Here is the Department of Homeland Security basis for declaring that there is a humanitarian crisis at the southern border: from December 22-30
- The United States Border Patrol has referred 451 cases to a medical provider. Of those, 259 were children. 129 children are under the age of five. 88 are between the ages of six and fourteen, and 42 between the ages of 15 to 17.
- 17 individuals including six children are currently hospitalized with illnesses.
- On average, the Border Patrol is referring approximately 50 cases a day to medical providers. December 26, 2018, Border Patrol referred 82 cases to a medical provider.
This is not a crisis: more like a minor perturbation that can readily be handled by existing medical capacity. Two hundred and fifty-nine children along 2000 miles of border is on average one every 8 miles or so. About 12 million people live near the border. Is DHS really trying to tell us that medical service capacity for 12 million people cannot easily handle 259 children, only 6 of whom require hospitalization? But it is worse than that, because these children could be handled in medical facilities throughout the US, a country of 326 million people.
This is not a crisis. Saying so is a fraud. It is also a transparent effort to distract attention from the deaths of two children who had been held in US government custody.
But what about unauthorized immigration, terrorists, and drugs? Apprehensions of unauthorized immigrants, which are generally viewed as indicative of the numbers of unauthorized immigrants, have declined sharply since 2000, from over 1.6 million to 310,000 in 2017. No terrorists are known to have entered the US from Mexico in recent years.* Most drugs entering the US do so through legal ports of entry, as do most unauthorized immigrants. This is only one reason why a wall on the southern border is useless. Most of the border not already fenced or walled is terrain that is difficult to cross, few try, and the border patrol is effective at catching them.
In recent years, more Mexicans have been leaving the US than arriving. There is however a surge of families trying to reach the US from Guatemala, Honduras, and Salvador. They have good reasons: poverty, gang violence, and political repression are among them. If you don’t want them to migrate, you’ve got to deal with those problems, a conclusion that led the Obama Administration to amp up development and rule of law assistance in Central America. The Trump Administration is threatening to eliminate those programs, in a misguided attempt to punish the governments involved.

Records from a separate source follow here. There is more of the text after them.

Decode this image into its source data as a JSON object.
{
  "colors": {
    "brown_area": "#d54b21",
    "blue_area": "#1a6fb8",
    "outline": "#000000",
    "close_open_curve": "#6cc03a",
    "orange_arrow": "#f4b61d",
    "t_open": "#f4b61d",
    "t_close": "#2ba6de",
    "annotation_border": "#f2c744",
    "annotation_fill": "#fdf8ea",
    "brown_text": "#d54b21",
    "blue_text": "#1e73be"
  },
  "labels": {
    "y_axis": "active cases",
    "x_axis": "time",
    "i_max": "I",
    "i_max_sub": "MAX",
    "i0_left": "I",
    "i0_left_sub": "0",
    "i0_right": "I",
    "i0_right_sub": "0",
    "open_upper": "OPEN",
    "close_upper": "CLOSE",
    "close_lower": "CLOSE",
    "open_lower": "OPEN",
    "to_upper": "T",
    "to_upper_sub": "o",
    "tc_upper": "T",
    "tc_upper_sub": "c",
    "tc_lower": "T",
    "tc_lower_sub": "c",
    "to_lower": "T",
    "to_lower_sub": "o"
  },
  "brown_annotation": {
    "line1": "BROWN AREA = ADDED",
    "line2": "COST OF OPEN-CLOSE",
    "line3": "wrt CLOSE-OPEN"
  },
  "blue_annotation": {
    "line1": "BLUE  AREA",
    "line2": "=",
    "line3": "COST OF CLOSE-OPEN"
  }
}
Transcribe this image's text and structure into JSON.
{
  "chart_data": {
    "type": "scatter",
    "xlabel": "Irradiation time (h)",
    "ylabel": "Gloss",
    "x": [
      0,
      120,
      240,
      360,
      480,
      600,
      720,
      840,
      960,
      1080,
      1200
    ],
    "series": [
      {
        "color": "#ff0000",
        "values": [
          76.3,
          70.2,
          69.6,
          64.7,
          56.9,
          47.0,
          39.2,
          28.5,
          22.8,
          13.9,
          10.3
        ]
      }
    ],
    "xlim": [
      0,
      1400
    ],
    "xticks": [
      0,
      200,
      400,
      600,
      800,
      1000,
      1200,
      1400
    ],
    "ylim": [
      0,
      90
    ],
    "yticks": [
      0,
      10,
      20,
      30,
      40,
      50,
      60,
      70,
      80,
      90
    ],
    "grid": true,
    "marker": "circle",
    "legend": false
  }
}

President Trump has been backing off his demand for wall money for weeks now. It started out as a concrete barrier, now it is just steel slats, sometimes he claims it is already being built, and maybe it might be just a fence, but in any case one that will not have to line the entire 2000-mile stretch of the border, and maybe he is asking for only $2.6 billion rather than $5.7 billion.
But every time it appears the Administration might be moving in the direction of compromise, Trump yanks the rug out from under his negotiators, including the Vice President, and reasserts his maximum demands. Now he is asking for over $10 billion for the wall plus. In the absence of an agreement, the President is threatening to declare a national emergency and use the military to build the wall, but that proposition is a sure-fire way of ending up in court for years of complex litigation. He has also suggested he might keep the government shut for years. That is not a credible threat, but it underlines how desperate he is getting.
In the meanwhile, the institutions we use to prevent unauthorized immigration are not functioning. Immigration courts are at a standstill, border patrol agents are going unpaid, and the companies are unable to use the system that they are supposed to use to verify the immigration status of employees. Trump is claiming that the furloughed Federal employees support the shutdown because they want the wall, but he has also said most of them are Democrats so he needn’t worry about them. Trump’s own heavily rural constituency is uncomfortable: American agriculture depends heavily on government funding for both production and consumption. Those mechanisms are grinding to a halt, as are the Internal Revenue Service and other vital government bureaucracies.
The Democrats in Congress are clear and unequivocal: they have refused to provide money for any sort of extension of the physical barrier but are prepared to provide $1.3 billion for border security. The newly inaugurated Speaker of the House Nancy Pelosi, whom Trump once said was weak, seems to have rock-solid support in her caucus, and some Republicans are moving in her direction. She is not wavering.
No doubt a compromise of some sort that allows reopening of the government will eventually be worked out, I would guess next week if not this. But the political consequences of the government shutdown are yet to be fully realized. We can never be sure, but it is looking like a big loser for Trump, who somehow convinced himself he could get from a Democratic-controlled House funding for a border wall that he failed to get from a Republican-controlled one. The crisis is not at the border, but rather in Washington, where the ultimate deal maker is proving inept.
*Here is an update: six people on a US government list of “known and suspected” terrorists were stopped at the border in the first half of 2018. Seven times as many were stopped at the Canadian border, where no one is claiming there is a crisis. I needn’t comment on the likelihood of error in a USG list of the known and suspected.